63. The Apex Court in the case of General Radio v. M.A. Khader (supra) held that a transfer pursuant to an order under Section 394 of the Companies Act is not involuntary in nature. In the case of Indian Steel and Wire Products Ltd. v. State of Tamil Nadu, it was held "so long as mutual assent is not completely excluded in any dealing in law it is a contract". I have demonstrated above that the entire edifice culminating in an order under Section 394 of the Companies Act is based on agreement. Therefore, the submission of Mr. Deb cannot be accepted.

64. The second submission of Mr. Deb does not in any way affect the answer to the question posed before us.

65. The fifth submission of Mr. Deb is correct. I can only add that a scheme is the stepping stone for an ultimate order under Section 394 of the Companies Act.

66. Mr. Ratnanka Banerjee learned advocate submitted that the transfer in such a case is not of the rights alone but is also a transfer of liability. He submitted that there is no specific provision in the Stamp Act contemplating such a situation whereas Legislature of Maharashtra had made necessary amendments in the Stamp Act in order to take in its fold an order passed under Section 394 of the Companies Act. The sum and substances of the submission was that the Stamp Act as applicable to the State does not provide that an order under Section 394 of the Companies Act sanctioning a scheme is liable to stamp duty. Therefore, this Court should refrain from holding so. This submission of Mr. Banerjee has been reiterated by Mr. Mukherjee and has been duly dealt with by me hereinabove. Therefore, I refrain from giving my reasons over again for rejecting this contention. Mr. Banerjee cited 50 Comp.

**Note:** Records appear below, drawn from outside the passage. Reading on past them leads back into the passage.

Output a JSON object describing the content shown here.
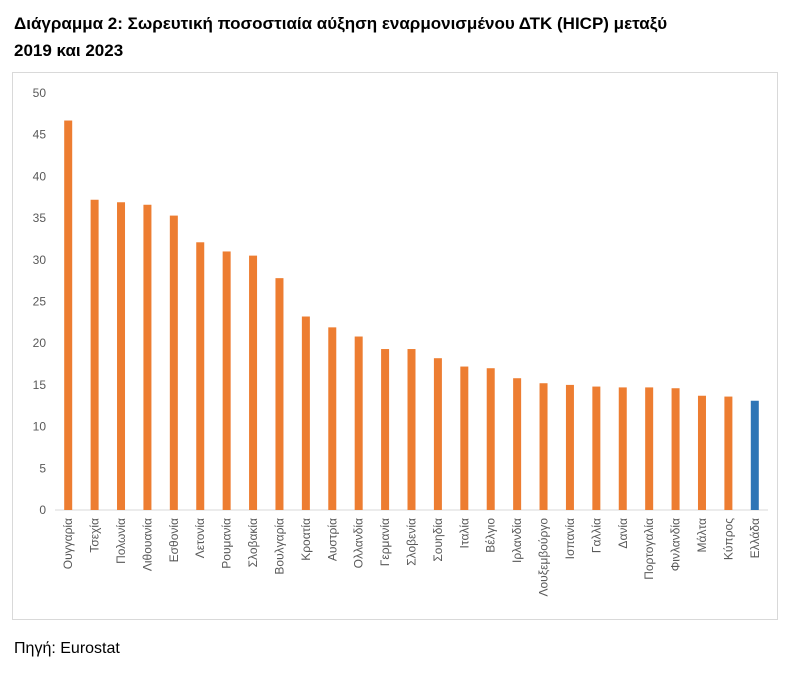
{
  "title": "Διάγραμμα 2: Σωρευτική ποσοστιαία αύξηση εναρμονισμένου ΔΤΚ (HICP)  μεταξύ\n2019 και 2023",
  "source": "Πηγή: Eurostat",
  "colors": {
    "default_bar": "#ED7D31",
    "highlight_bar": "#2E75B6",
    "axis": "#d9d9d9",
    "tick_text": "#595959"
  },
  "chart_data": {
    "type": "bar",
    "title": "Διάγραμμα 2: Σωρευτική ποσοστιαία αύξηση εναρμονισμένου ΔΤΚ (HICP)  μεταξύ 2019 και 2023",
    "xlabel": "",
    "ylabel": "",
    "ylim": [
      0,
      50
    ],
    "yticks": [
      0,
      5,
      10,
      15,
      20,
      25,
      30,
      35,
      40,
      45,
      50
    ],
    "grid": false,
    "legend": "none",
    "highlight_category": "Ελλάδα",
    "categories": [
      "Ουγγαρία",
      "Τσεχία",
      "Πολωνία",
      "Λιθουανία",
      "Εσθονία",
      "Λετονία",
      "Ρουμανία",
      "Σλοβακία",
      "Βουλγαρία",
      "Κροατία",
      "Αυστρία",
      "Ολλανδία",
      "Γερμανία",
      "Σλοβενία",
      "Σουηδία",
      "Ιταλία",
      "Βέλγιο",
      "Ιρλανδία",
      "Λουξεμβούργο",
      "Ισπανία",
      "Γαλλία",
      "Δανία",
      "Πορτογαλία",
      "Φινλανδία",
      "Μάλτα",
      "Κύπρος",
      "Ελλάδα"
    ],
    "values": [
      46.7,
      37.2,
      36.9,
      36.6,
      35.3,
      32.1,
      31.0,
      30.5,
      27.8,
      23.2,
      21.9,
      20.8,
      19.3,
      19.3,
      18.2,
      17.2,
      17.0,
      15.8,
      15.2,
      15.0,
      14.8,
      14.7,
      14.7,
      14.6,
      13.7,
      13.6,
      13.1
    ]
  }
}
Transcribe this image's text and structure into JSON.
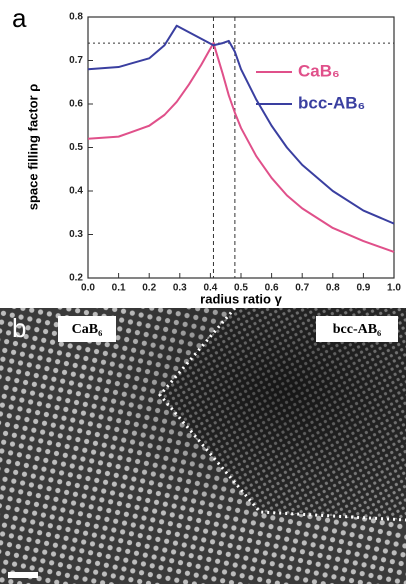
{
  "panel_a_label": "a",
  "chart_data": {
    "type": "line",
    "xlabel": "radius ratio γ",
    "ylabel": "space filling factor ρ",
    "x": [
      0,
      0.1,
      0.2,
      0.25,
      0.29,
      0.33,
      0.37,
      0.41,
      0.44,
      0.46,
      0.48,
      0.5,
      0.55,
      0.6,
      0.65,
      0.7,
      0.8,
      0.9,
      1.0
    ],
    "series": [
      {
        "name": "CaB₆",
        "color": "#e0508a",
        "values": [
          0.52,
          0.525,
          0.55,
          0.575,
          0.605,
          0.645,
          0.69,
          0.74,
          0.67,
          0.62,
          0.58,
          0.545,
          0.48,
          0.43,
          0.39,
          0.36,
          0.315,
          0.285,
          0.26
        ]
      },
      {
        "name": "bcc-AB₆",
        "color": "#3a3fa0",
        "values": [
          0.68,
          0.685,
          0.705,
          0.735,
          0.78,
          0.765,
          0.75,
          0.735,
          0.74,
          0.745,
          0.72,
          0.68,
          0.61,
          0.55,
          0.5,
          0.46,
          0.4,
          0.355,
          0.325
        ]
      }
    ],
    "vlines": [
      0.41,
      0.48
    ],
    "hline": 0.74,
    "xlim": [
      0,
      1.0
    ],
    "ylim": [
      0.2,
      0.8
    ],
    "xticks": [
      {
        "value": 0,
        "label": "0.0"
      },
      0.1,
      0.2,
      0.3,
      0.4,
      0.5,
      0.6,
      0.7,
      0.8,
      0.9,
      {
        "value": 1.0,
        "label": "1.0"
      }
    ],
    "yticks": [
      0.2,
      0.3,
      0.4,
      0.5,
      0.6,
      0.7,
      0.8
    ]
  },
  "image": {
    "label": "b",
    "left_label": "CaB₆",
    "right_label": "bcc-AB₆"
  }
}
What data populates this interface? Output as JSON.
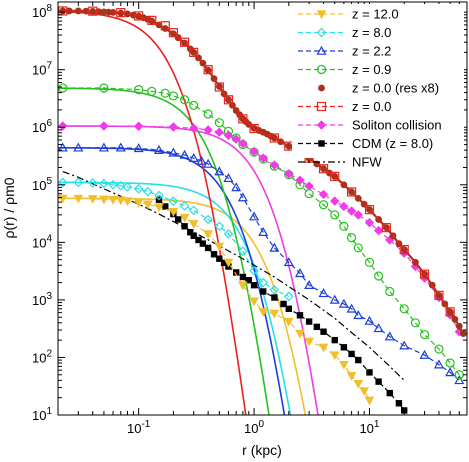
{
  "chart_data": {
    "type": "line",
    "xlabel": "r (kpc)",
    "ylabel": "ρ(r) / ρm0",
    "xscale": "log",
    "yscale": "log",
    "xlim": [
      0.02,
      70
    ],
    "ylim": [
      10,
      150000000
    ],
    "x_tick_labels": [
      {
        "value": 0.1,
        "base": "10",
        "exp": "-1"
      },
      {
        "value": 1,
        "base": "10",
        "exp": "0"
      },
      {
        "value": 10,
        "base": "10",
        "exp": "1"
      }
    ],
    "y_tick_labels": [
      {
        "value": 10,
        "base": "10",
        "exp": "1"
      },
      {
        "value": 100,
        "base": "10",
        "exp": "2"
      },
      {
        "value": 1000,
        "base": "10",
        "exp": "3"
      },
      {
        "value": 10000,
        "base": "10",
        "exp": "4"
      },
      {
        "value": 100000,
        "base": "10",
        "exp": "5"
      },
      {
        "value": 1000000,
        "base": "10",
        "exp": "6"
      },
      {
        "value": 10000000,
        "base": "10",
        "exp": "7"
      },
      {
        "value": 100000000,
        "base": "10",
        "exp": "8"
      }
    ],
    "legend_position": "top-right",
    "series": [
      {
        "name": "z = 12.0",
        "color": "#f2bf2c",
        "dash": "5,3",
        "marker": "triangle-down",
        "x": [
          0.022,
          0.03,
          0.04,
          0.05,
          0.06,
          0.07,
          0.08,
          0.1,
          0.12,
          0.15,
          0.2,
          0.25,
          0.3,
          0.4,
          0.5,
          0.6,
          0.8,
          1.0,
          1.2,
          1.5,
          2.0,
          2.5,
          3.0,
          4.0,
          5.0,
          6.0,
          7.0,
          8.0,
          9.0,
          10.0
        ],
        "y": [
          58000,
          58000,
          57000,
          56000,
          55000,
          54000,
          52000,
          49000,
          46000,
          41000,
          34000,
          27000,
          21000,
          14000,
          8500,
          4500,
          1800,
          950,
          620,
          580,
          420,
          260,
          190,
          150,
          110,
          75,
          48,
          35,
          26,
          18
        ]
      },
      {
        "name": "z = 8.0",
        "color": "#26e0e6",
        "dash": "5,3",
        "marker": "diamond-open",
        "x": [
          0.022,
          0.03,
          0.04,
          0.05,
          0.06,
          0.07,
          0.08,
          0.1,
          0.12,
          0.15,
          0.2,
          0.25,
          0.3,
          0.4,
          0.5,
          0.6,
          0.8,
          1.0,
          1.2,
          1.5,
          2.0
        ],
        "y": [
          110000,
          110000,
          108000,
          105000,
          100000,
          96000,
          92000,
          85000,
          76000,
          65000,
          52000,
          43000,
          36000,
          25000,
          19000,
          14000,
          7000,
          3200,
          2000,
          1500,
          1150
        ]
      },
      {
        "name": "z = 2.2",
        "color": "#1a3ed6",
        "dash": "5,3",
        "marker": "triangle-open",
        "x": [
          0.022,
          0.03,
          0.05,
          0.07,
          0.1,
          0.15,
          0.2,
          0.25,
          0.3,
          0.35,
          0.4,
          0.5,
          0.6,
          0.7,
          0.8,
          1.0,
          1.2,
          1.5,
          2.0,
          2.5,
          3.0,
          4.0,
          5.0,
          6.0,
          7.0,
          8.0,
          10.0,
          12.0,
          15.0,
          20.0,
          30.0,
          40.0,
          50.0,
          60.0
        ],
        "y": [
          440000,
          440000,
          440000,
          440000,
          430000,
          400000,
          360000,
          330000,
          290000,
          260000,
          230000,
          170000,
          130000,
          90000,
          60000,
          28000,
          15000,
          8000,
          4500,
          2900,
          1800,
          1300,
          1000,
          850,
          700,
          540,
          430,
          320,
          230,
          160,
          110,
          75,
          55,
          40
        ]
      },
      {
        "name": "z = 0.9",
        "color": "#24c21f",
        "dash": "5,3",
        "marker": "circle-open",
        "x": [
          0.022,
          0.05,
          0.1,
          0.13,
          0.17,
          0.2,
          0.25,
          0.3,
          0.4,
          0.5,
          0.6,
          0.7,
          0.8,
          1.0,
          1.2,
          1.5,
          2.0,
          2.5,
          3.0,
          4.0,
          5.0,
          6.0,
          7.0,
          8.0,
          10.0,
          12.0,
          15.0,
          20.0,
          25.0,
          30.0,
          40.0,
          50.0,
          60.0
        ],
        "y": [
          4800000,
          4800000,
          4500000,
          4200000,
          3900000,
          3500000,
          3000000,
          2400000,
          1700000,
          1200000,
          850000,
          650000,
          500000,
          370000,
          280000,
          210000,
          150000,
          100000,
          70000,
          45000,
          30000,
          19000,
          12000,
          8000,
          4500,
          2600,
          1400,
          700,
          400,
          250,
          140,
          80,
          50
        ]
      },
      {
        "name": "z = 0.0 (res x8)",
        "color": "#a5331a",
        "dash": "none",
        "marker": "circle-filled",
        "x": [
          0.022,
          0.025,
          0.03,
          0.035,
          0.04,
          0.045,
          0.05,
          0.055,
          0.06,
          0.07,
          0.08,
          0.09,
          0.1,
          0.11,
          0.12,
          0.13,
          0.15,
          0.17,
          0.2,
          0.22,
          0.25,
          0.28,
          0.3,
          0.33,
          0.36,
          0.4,
          0.45,
          0.5,
          0.55,
          0.6,
          0.65,
          0.7,
          0.75,
          0.8,
          0.85,
          0.9,
          1.0,
          1.1,
          1.2,
          1.3,
          1.4,
          1.5,
          1.7,
          2.0,
          2.3,
          2.6,
          3.0,
          3.5,
          4.0,
          4.5,
          5.0,
          6.0,
          7.0,
          8.0,
          9.0,
          10.0,
          12.0,
          14.0,
          16.0,
          18.0,
          20.0,
          25.0,
          30.0,
          35.0,
          40.0,
          45.0,
          50.0,
          55.0,
          60.0,
          65.0
        ],
        "y": [
          105000000,
          105000000,
          105000000,
          104000000,
          103000000,
          102000000,
          101000000,
          100000000,
          99000000,
          96000000,
          93000000,
          89000000,
          85000000,
          80000000,
          75000000,
          70000000,
          60000000,
          52000000,
          42000000,
          36000000,
          29000000,
          23000000,
          20000000,
          16000000,
          13000000,
          9800000,
          7000000,
          5100000,
          3800000,
          3000000,
          2400000,
          1950000,
          1650000,
          1400000,
          1250000,
          1120000,
          960000,
          880000,
          820000,
          760000,
          700000,
          650000,
          560000,
          470000,
          400000,
          340000,
          290000,
          230000,
          190000,
          160000,
          140000,
          100000,
          75000,
          58000,
          46000,
          37000,
          25000,
          18000,
          13000,
          9500,
          7500,
          4500,
          2800,
          1800,
          1200,
          850,
          620,
          460,
          350,
          260
        ]
      },
      {
        "name": "z = 0.0",
        "color": "#e8231f",
        "dash": "5,3",
        "marker": "square-open",
        "x": [
          0.022,
          0.04,
          0.07,
          0.1,
          0.13,
          0.17,
          0.2,
          0.25,
          0.3,
          0.4,
          0.5,
          0.6,
          0.8,
          1.0,
          1.5,
          2.0,
          3.0,
          4.0,
          5.0,
          7.0,
          10.0,
          14.0,
          20.0,
          30.0,
          40.0,
          50.0
        ],
        "y": [
          105000000,
          104000000,
          98000000,
          86000000,
          72000000,
          58000000,
          44000000,
          30000000,
          20000000,
          10000000,
          5000000,
          3000000,
          1400000,
          950000,
          650000,
          470000,
          290000,
          190000,
          140000,
          75000,
          37000,
          18000,
          7500,
          2800,
          1200,
          620
        ]
      },
      {
        "name": "Soliton collision",
        "color": "#f03ce6",
        "dash": "5,3",
        "marker": "diamond-filled",
        "x": [
          0.022,
          0.05,
          0.1,
          0.2,
          0.3,
          0.4,
          0.5,
          0.6,
          0.7,
          0.8,
          1.0,
          1.2,
          1.5,
          2.0,
          2.5,
          3.0,
          4.0,
          5.0,
          6.0,
          7.0,
          8.0,
          10.0,
          12.0,
          15.0,
          20.0,
          25.0,
          30.0,
          40.0,
          50.0,
          60.0
        ],
        "y": [
          1050000,
          1050000,
          1040000,
          1010000,
          960000,
          900000,
          820000,
          720000,
          620000,
          520000,
          380000,
          290000,
          220000,
          155000,
          120000,
          95000,
          68000,
          52000,
          42000,
          35000,
          30000,
          22000,
          16000,
          11000,
          6500,
          3800,
          2400,
          1100,
          550,
          280
        ]
      },
      {
        "name": "CDM (z = 8.0)",
        "color": "#000000",
        "dash": "5,3",
        "marker": "square-filled",
        "x": [
          0.15,
          0.17,
          0.2,
          0.22,
          0.25,
          0.28,
          0.3,
          0.33,
          0.36,
          0.4,
          0.45,
          0.5,
          0.55,
          0.6,
          0.7,
          0.8,
          0.9,
          1.0,
          1.2,
          1.5,
          1.8,
          2.0,
          2.5,
          3.0,
          3.5,
          4.0,
          5.0,
          6.0,
          7.0,
          8.0,
          10.0,
          12.0,
          15.0,
          18.0,
          20.0
        ],
        "y": [
          55000,
          42000,
          31000,
          25000,
          19000,
          15000,
          13000,
          11000,
          9500,
          8000,
          6200,
          5200,
          4400,
          3800,
          3000,
          2500,
          2200,
          1800,
          1400,
          1100,
          850,
          700,
          540,
          420,
          340,
          280,
          200,
          150,
          115,
          90,
          55,
          38,
          24,
          16,
          12
        ]
      },
      {
        "name": "NFW",
        "color": "#000000",
        "dash": "7,3,2,3",
        "marker": "none",
        "x": [
          0.022,
          0.03,
          0.05,
          0.07,
          0.1,
          0.15,
          0.2,
          0.3,
          0.5,
          0.7,
          1.0,
          1.5,
          2.0,
          3.0,
          5.0,
          7.0,
          10.0,
          15.0,
          20.0
        ],
        "y": [
          170000,
          135000,
          85000,
          63000,
          46000,
          31000,
          23000,
          15000,
          8700,
          6000,
          4000,
          2500,
          1700,
          1000,
          480,
          270,
          150,
          70,
          40
        ]
      }
    ],
    "soliton_fits": [
      {
        "series": "z = 12.0",
        "color": "#f2bf2c",
        "rho0": 58000,
        "rc": 0.6
      },
      {
        "series": "z = 8.0",
        "color": "#26e0e6",
        "rho0": 110000,
        "rc": 0.42
      },
      {
        "series": "z = 2.2",
        "color": "#1a3ed6",
        "rho0": 440000,
        "rc": 0.33
      },
      {
        "series": "z = 0.9",
        "color": "#24c21f",
        "rho0": 4800000,
        "rc": 0.2
      },
      {
        "series": "z = 0.0",
        "color": "#e8231f",
        "rho0": 105000000,
        "rc": 0.1
      },
      {
        "series": "Soliton collision",
        "color": "#f03ce6",
        "rho0": 1050000,
        "rc": 0.6
      }
    ]
  }
}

Cases 95. This judgment, in my view, is no authority for the proposition advanced by him.

67. I have not dealt with submissions made by the learned Advocate General separately because his submissions are reflected in the entire reasoning given by me.

68. Considering the view that I have taken I hold that an order sanctioning a scheme of reconstruction amalgamation under Section 394 is covered by the definition of the words 'conveyance' and 'instrument' under the Indian Stamp Act and therefore liable to stamp duty. I therefore direct that the Registrar of Companies shall not take on record an order sanctioning a scheme until the same has been duly stamped. The department of this Court is directed to engross the final order sanctioning a scheme under Section 394 of the Companies Act on an appropriate stamp paper and thereafter the order should be placed for final signature. No copy of the order should be issued without complying with the aforesaid direction. However, remission of stamp duty shall be available in the case of a transfer envisaged under the notification N. 1 dated 16-1-1937. The cases covered by the said notification shall therefore form an exception to the aforesaid direction issued to the Registrar of Companies as well as the department of this Court. Let a copy of this judgment be forwarded to the Registrar of Companies by the Registrar, Original Side of this Court.